Cuando entró en el dormitorio que había ocupado Trader Vic, Tommy fue recibido por un silencio tenso y miradas furibundas. Los seis kriegies estaban recogiendo sus escasas pertenencias, dispuestos a mudarse. En el suelo apilaban mantas, las delgadas y ásperas sábanas que les suministraban los alemanes y comida de la Cruz Roja. Asimismo, los hombres retiraron los jergones de paja que cubrían las literas para transportarlos.
Tommy se acercó a la litera de Lincoln Scott. Sobre una tosca mesita de madera construida con tres cajas de embalaje, vio la Biblia y la obra de Gibbon. La caja superior contenía la provisión de comida que había acumulado Scott: carne y verduras enlatadas, leche condensada, café, azúcar y cigarrillos. También contenía un abrelatas y una pequeña sartén metálica que él mismo había confeccionado utilizando la tapa de acero de un contenedor de desperdicios alemán, a la que había agregado un asa plana también de acero introduciendo ésta en un pequeño orificio practicado en la superficie de la tapadera. Había envuelto un viejo trapo alrededor del asa para sujetarla mejor. Tommy admiró aquella demostración de habilidad propia de un kriegie. La voluntad de construir algo a partir de la nada era una cualidad que compartían todos aquellos prisioneros.
Durante unos momentos, Tommy permaneció junto a la litera, contemplando la escasa colección de pertenencias. Se sintió impresionado por los limitados bienes de todos los kriegies. La ropa que llevaban, unas latas y botes de comida y unos pocos libros desvencijados. Todos eran pobres.
Luego apartó la vista de las pertenencias de Scott y se volvió. Al otro lado de la habitación vio a dos hombres rebuscando en un arcón de madera. El objeto era insólito para el lugar. Resultaba evidente que había sido construido por un carpintero que se había esmerado en hacer que los ángulos encajaran a la perfección y en lijar las superficies todo lo posible. El nombre, rango y número de identificación de Vincent Bedford estaba labrado en la madera. Los dos hombres se afanaban en separar la comida de la ropa. Tommy observó asombrado a uno de los hombres cuando éste sacó una Leica de treinta y cinco milímetros de entre la ropa.
– ¿Esas son las pertenencias de Vic? -La pregunta era estúpida porque la respuesta era obvia.
Durante unos segundos se produjo un silencio, antes de que uno de los hombres respondiera:
– ¿De quién iban a ser?
Tommy se acercó. Uno de los hombres estaba doblando un jersey de color azul oscuro, de lana gruesa y tupida. Una prenda de la marina alemana, pensó Tommy. Sólo en una ocasión había visto antes un jersey similar, cuando había aparecido el cadáver de un tripulante de un submarino alemán en la costa del norte de África, cerca de su base.
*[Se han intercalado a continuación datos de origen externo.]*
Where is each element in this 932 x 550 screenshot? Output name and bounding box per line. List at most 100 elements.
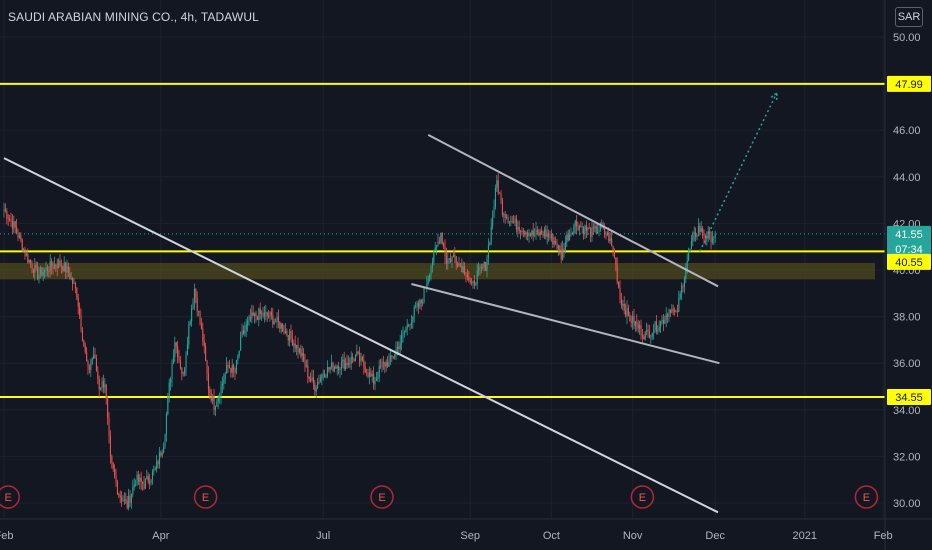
candle-body — [493, 207, 495, 218]
candle-body — [261, 313, 263, 314]
time-axis[interactable]: Feb Apr Jul Sep Oct Nov Dec 2021 Feb — [0, 530, 893, 542]
candle-body — [416, 302, 418, 307]
earnings-marker-label: E — [5, 492, 12, 504]
candle-body — [431, 262, 433, 268]
candle-body — [396, 346, 398, 350]
candle-body — [426, 283, 428, 289]
currency-badge[interactable]: SAR — [895, 7, 923, 27]
candle-body — [503, 214, 505, 216]
earnings-marker[interactable] — [370, 485, 394, 509]
candle-body — [419, 300, 421, 307]
price-tick-label: 32.00 — [893, 451, 921, 463]
candle-body — [669, 309, 671, 313]
candle-body — [482, 267, 484, 268]
candle-body — [489, 242, 491, 246]
candle-body — [195, 288, 197, 299]
earnings-marker[interactable] — [193, 485, 218, 509]
candle-body — [213, 396, 215, 410]
candle-body — [357, 351, 359, 353]
candle-body — [549, 237, 551, 238]
candle-body — [695, 232, 697, 238]
price-badge — [887, 225, 931, 242]
candle-body — [429, 275, 431, 279]
candle-body — [536, 229, 538, 233]
candle-body — [329, 367, 331, 370]
candle-body — [171, 363, 173, 379]
candle-body — [532, 230, 534, 236]
candle-body — [513, 221, 515, 223]
candle-body — [129, 495, 131, 503]
candle-body — [214, 406, 216, 410]
candle-body — [325, 375, 327, 378]
price-tick-label: 38.00 — [893, 312, 921, 324]
candle-body — [668, 309, 670, 317]
trendlines[interactable] — [3, 133, 720, 514]
candle-body — [541, 230, 543, 234]
candle-body — [314, 383, 316, 392]
candle-body — [679, 293, 681, 299]
candle-body — [578, 225, 580, 231]
candle-body — [263, 312, 265, 317]
trendline[interactable] — [3, 157, 719, 514]
candle-body — [454, 254, 456, 257]
candle-body — [658, 326, 660, 331]
candle-body — [501, 200, 503, 216]
candle-body — [543, 229, 545, 236]
earnings-marker[interactable] — [854, 485, 879, 509]
candle-body — [382, 362, 384, 363]
candle-body — [342, 359, 344, 362]
candle-body — [284, 330, 286, 333]
price-badge-text: 34.55 — [895, 392, 923, 404]
candle-body — [276, 316, 278, 322]
candle-body — [459, 263, 461, 266]
candle-body — [499, 192, 501, 194]
candle-body — [615, 257, 617, 265]
candle-body — [444, 246, 446, 256]
candle-body — [339, 368, 341, 371]
candle-body — [611, 238, 613, 246]
horizontal-levels[interactable] — [0, 82, 885, 398]
candle-body — [291, 337, 293, 346]
candle-body — [108, 417, 110, 436]
candle-body — [535, 229, 537, 235]
candle-body — [74, 283, 76, 289]
candle-body — [703, 235, 705, 237]
candle-body — [490, 226, 492, 243]
candle-body — [13, 221, 15, 229]
time-tick-label: Sep — [460, 530, 480, 542]
trendline[interactable] — [427, 133, 719, 288]
candle-body — [377, 377, 379, 379]
candle-body — [324, 374, 326, 378]
candle-body — [140, 477, 142, 482]
earnings-marker[interactable] — [0, 485, 20, 509]
candle-body — [255, 312, 257, 317]
candle-body — [273, 321, 275, 325]
candle-body — [315, 388, 317, 392]
candle-body — [457, 263, 459, 267]
candle-body — [626, 307, 628, 317]
candle-body — [23, 249, 25, 251]
candle-body — [625, 310, 627, 317]
earnings-marker[interactable] — [630, 485, 655, 509]
candle-body — [577, 226, 579, 231]
candle-body — [328, 367, 330, 370]
projection-line[interactable] — [699, 91, 778, 252]
candle-body — [469, 280, 471, 282]
candle-body — [168, 382, 170, 397]
candle-body — [630, 321, 632, 323]
candle-body — [352, 356, 354, 359]
candle-body — [179, 360, 181, 368]
candle-body — [562, 248, 564, 260]
candle-body — [373, 374, 375, 385]
candle-body — [93, 354, 95, 359]
candle-body — [18, 235, 20, 238]
candle-body — [207, 373, 209, 390]
trendline[interactable] — [411, 283, 720, 365]
time-tick-label: Dec — [705, 530, 725, 542]
candle-body — [700, 228, 702, 233]
candle-body — [268, 315, 270, 317]
projection-line[interactable] — [699, 92, 778, 252]
candle-body — [167, 396, 169, 415]
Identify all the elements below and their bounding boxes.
Los árabes que habían hallado el cadáver del marinero y lo habían transportado a la base americana confiando en percibir una recompensa se habían peleado por el jersey. Era muy cálido, y los aceites naturales de la lana repelían la humedad. En el Stalag Luft 13, en el inclemente invierno bávaro, constituía una prenda valiosísima para los ateridos kriegies.
Tommy echó un vistazo a los objetos. Al contemplar el pequeño tesoro que había acumulado Trader Vic, reprimió un silbido de admiración. Contó más de veinte cartones de cigarrillos. En un campo de prisioneros donde los cigarrillos constituían el valor de cambio preferido por muchos, Bedford era multimillonario.
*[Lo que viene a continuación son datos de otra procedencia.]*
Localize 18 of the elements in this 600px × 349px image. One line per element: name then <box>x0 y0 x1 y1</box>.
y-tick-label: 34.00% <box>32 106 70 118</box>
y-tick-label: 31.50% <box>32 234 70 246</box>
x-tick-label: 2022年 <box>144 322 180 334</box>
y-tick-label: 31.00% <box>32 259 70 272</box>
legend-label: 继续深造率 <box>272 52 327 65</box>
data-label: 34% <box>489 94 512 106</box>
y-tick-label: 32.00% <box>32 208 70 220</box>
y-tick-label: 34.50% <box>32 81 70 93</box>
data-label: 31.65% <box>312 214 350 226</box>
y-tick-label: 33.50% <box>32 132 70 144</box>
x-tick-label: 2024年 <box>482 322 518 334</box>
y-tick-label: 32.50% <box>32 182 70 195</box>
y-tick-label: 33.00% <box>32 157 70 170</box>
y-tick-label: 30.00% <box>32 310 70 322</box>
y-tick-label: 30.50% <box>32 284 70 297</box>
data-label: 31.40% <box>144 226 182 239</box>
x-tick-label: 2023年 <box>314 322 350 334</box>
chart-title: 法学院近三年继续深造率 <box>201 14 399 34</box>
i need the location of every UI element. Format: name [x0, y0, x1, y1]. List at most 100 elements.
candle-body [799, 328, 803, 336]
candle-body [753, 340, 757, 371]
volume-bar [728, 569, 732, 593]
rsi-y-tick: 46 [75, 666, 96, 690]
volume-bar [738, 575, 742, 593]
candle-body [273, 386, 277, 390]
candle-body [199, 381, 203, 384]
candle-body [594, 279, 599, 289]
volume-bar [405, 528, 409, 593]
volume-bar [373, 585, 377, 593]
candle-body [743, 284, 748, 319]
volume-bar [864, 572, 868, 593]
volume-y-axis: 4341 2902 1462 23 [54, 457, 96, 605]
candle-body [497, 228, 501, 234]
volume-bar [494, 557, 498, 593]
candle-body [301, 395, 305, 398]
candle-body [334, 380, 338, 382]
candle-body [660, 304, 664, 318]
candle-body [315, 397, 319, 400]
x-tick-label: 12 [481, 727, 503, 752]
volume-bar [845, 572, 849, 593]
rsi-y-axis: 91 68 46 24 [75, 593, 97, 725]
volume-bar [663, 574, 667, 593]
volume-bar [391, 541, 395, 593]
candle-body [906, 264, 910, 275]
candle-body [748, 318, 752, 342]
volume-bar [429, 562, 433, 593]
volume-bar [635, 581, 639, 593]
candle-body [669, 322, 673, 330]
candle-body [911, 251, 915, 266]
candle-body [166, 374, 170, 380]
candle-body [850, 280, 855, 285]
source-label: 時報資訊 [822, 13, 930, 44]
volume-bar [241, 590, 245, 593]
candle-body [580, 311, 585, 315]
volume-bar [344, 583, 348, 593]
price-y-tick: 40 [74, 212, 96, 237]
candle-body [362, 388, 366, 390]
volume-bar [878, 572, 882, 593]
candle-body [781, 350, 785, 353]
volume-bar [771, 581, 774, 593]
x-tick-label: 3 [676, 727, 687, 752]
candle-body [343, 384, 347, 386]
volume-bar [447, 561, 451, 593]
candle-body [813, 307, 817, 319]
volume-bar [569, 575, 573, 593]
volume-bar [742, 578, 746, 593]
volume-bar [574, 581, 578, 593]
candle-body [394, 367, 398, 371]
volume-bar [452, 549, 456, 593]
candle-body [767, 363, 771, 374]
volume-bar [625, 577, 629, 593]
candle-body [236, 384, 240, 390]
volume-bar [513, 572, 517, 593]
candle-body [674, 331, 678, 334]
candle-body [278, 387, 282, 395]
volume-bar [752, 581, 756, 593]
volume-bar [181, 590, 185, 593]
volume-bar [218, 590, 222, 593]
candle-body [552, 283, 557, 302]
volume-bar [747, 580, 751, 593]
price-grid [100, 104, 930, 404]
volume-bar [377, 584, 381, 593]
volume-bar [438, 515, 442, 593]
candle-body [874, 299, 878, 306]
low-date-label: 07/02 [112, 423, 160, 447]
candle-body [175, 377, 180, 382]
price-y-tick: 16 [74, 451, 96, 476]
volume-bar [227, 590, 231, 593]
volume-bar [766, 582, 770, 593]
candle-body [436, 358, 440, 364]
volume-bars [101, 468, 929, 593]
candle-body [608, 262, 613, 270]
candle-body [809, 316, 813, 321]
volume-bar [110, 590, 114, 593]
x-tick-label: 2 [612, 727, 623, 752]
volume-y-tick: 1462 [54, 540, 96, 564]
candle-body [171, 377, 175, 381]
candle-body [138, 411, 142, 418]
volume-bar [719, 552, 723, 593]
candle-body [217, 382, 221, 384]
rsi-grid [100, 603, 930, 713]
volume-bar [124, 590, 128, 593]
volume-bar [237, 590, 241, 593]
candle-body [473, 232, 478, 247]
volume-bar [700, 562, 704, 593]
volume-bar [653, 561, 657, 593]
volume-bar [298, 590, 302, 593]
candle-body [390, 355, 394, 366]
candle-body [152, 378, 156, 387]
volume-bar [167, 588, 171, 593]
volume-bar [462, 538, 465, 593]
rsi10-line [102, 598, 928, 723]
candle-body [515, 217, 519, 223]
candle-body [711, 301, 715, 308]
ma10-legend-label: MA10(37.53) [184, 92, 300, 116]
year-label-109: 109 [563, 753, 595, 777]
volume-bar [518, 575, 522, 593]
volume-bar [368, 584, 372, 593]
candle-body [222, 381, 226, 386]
– Tendría que haber una radio -dijo Tommy al cabo de unos momentos-. Probablemente buena. ¿Dónde está?
Uno de los hombres asintió con la cabeza, pero no respondió de inmediato.
– ¿Dónde está la radio? -insistió Tommy.
– Eso no te incumbe, Hart -replicó el hombre mientras seguía ordenando los objetos-. Está escondida.
– ¿Qué haréis con las pertenencias de Vic? -inquirió Tommy.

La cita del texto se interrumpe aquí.